Citigroup, JPMorgan Chase and Morgan Stanley are all headquartered a few miles north in midtown Manhattan. Bank of America, which swallowed up Merrill Lynch, is based in Charlotte, N.C. (although it opened a new, environmentally friendly tower near Bryant Park in midtown last year).

Goldman Sachs remains downtown in the Financial District, but not on Wall Street. The embattled firm, which is charged with misleading investors and betting against them by the SEC, recently completed a move from its longtime headquarters on Broad Street to a shiny new steel-and-glass building at 200 West Street, on the north end of Battery Park City. The $2.1 billion tower was built with generous government subsidies, including more than $100 million in tax breaks and the use of $1.65 billion in tax-exempt Liberty Bonds, all intended to encourage development near Ground Zero. (No matter that the firm's $3.5 billion profit for the first quarter of 2010 would have more than paid for it, as The New Yorker points out in its current issue.)

Still a Potent Idea


As the exhibit makes clear, Wall Street has been completely transformed over the past two centuries. The 18th-century icons of Trinity Church, Federal Hall and the Merchants Exchange still remain, incongruously holding their own against their towering neighbors. But on the street, you're likely to find more tourists than bankers these days.
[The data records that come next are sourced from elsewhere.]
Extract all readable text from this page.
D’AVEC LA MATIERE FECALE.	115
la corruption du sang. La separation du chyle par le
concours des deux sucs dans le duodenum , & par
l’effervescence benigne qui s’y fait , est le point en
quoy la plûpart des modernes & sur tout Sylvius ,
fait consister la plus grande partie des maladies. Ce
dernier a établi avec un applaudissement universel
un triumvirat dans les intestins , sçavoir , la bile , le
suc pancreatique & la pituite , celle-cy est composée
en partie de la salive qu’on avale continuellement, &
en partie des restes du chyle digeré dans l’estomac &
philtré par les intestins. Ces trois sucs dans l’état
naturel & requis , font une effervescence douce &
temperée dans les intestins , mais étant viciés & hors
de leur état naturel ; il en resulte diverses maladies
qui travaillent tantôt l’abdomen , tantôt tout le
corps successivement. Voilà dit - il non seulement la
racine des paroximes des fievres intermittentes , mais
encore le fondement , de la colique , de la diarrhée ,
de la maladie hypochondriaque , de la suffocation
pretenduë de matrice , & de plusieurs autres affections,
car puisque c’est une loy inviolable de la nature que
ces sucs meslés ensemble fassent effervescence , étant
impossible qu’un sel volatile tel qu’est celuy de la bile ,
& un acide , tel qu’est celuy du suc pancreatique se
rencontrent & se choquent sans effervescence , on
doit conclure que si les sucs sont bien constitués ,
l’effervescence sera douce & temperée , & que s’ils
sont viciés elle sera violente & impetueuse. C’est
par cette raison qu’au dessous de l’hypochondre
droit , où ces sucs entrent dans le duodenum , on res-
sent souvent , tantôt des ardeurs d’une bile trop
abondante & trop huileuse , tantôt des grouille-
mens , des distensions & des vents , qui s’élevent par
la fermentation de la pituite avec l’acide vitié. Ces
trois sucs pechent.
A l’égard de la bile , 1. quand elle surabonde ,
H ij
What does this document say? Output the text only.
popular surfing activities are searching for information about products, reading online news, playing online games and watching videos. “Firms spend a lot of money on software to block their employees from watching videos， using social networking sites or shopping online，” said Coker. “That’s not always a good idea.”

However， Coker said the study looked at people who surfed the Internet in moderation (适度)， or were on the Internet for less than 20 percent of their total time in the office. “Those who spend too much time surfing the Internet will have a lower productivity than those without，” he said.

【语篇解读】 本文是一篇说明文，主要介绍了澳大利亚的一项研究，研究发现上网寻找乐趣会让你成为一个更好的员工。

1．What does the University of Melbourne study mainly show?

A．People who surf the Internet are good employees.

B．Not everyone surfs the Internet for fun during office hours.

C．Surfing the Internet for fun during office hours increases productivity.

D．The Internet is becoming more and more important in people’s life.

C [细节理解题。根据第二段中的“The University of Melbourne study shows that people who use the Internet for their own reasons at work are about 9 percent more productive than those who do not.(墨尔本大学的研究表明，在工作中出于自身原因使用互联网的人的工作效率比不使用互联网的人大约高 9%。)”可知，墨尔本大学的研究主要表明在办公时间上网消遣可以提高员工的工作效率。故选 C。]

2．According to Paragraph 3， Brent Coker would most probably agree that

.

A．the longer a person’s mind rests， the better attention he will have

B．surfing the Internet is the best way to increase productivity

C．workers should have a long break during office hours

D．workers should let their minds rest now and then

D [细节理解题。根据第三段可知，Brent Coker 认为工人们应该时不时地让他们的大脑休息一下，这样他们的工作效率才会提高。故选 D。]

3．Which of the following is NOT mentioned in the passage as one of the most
Still, Wall Street remains a potent idea: a lightening rod for critics, a shining symbol for free market capitalists, a magnet for fortune-seekers and investors. And no doubt it will keep changing shape, both literally and figuratively, with the times. Bankers, the inhabitants of Wall Street the idea, may have fallen from grace. But let us at least appreciate Wall Street the place. "There is no half-mile anywhere in America that has a history as rich as the history of Wall Street," says Willis.

(The Rise of Wall Street runs through October at The Skyscraper Museum, 39 Battery Place, New York, N.Y.)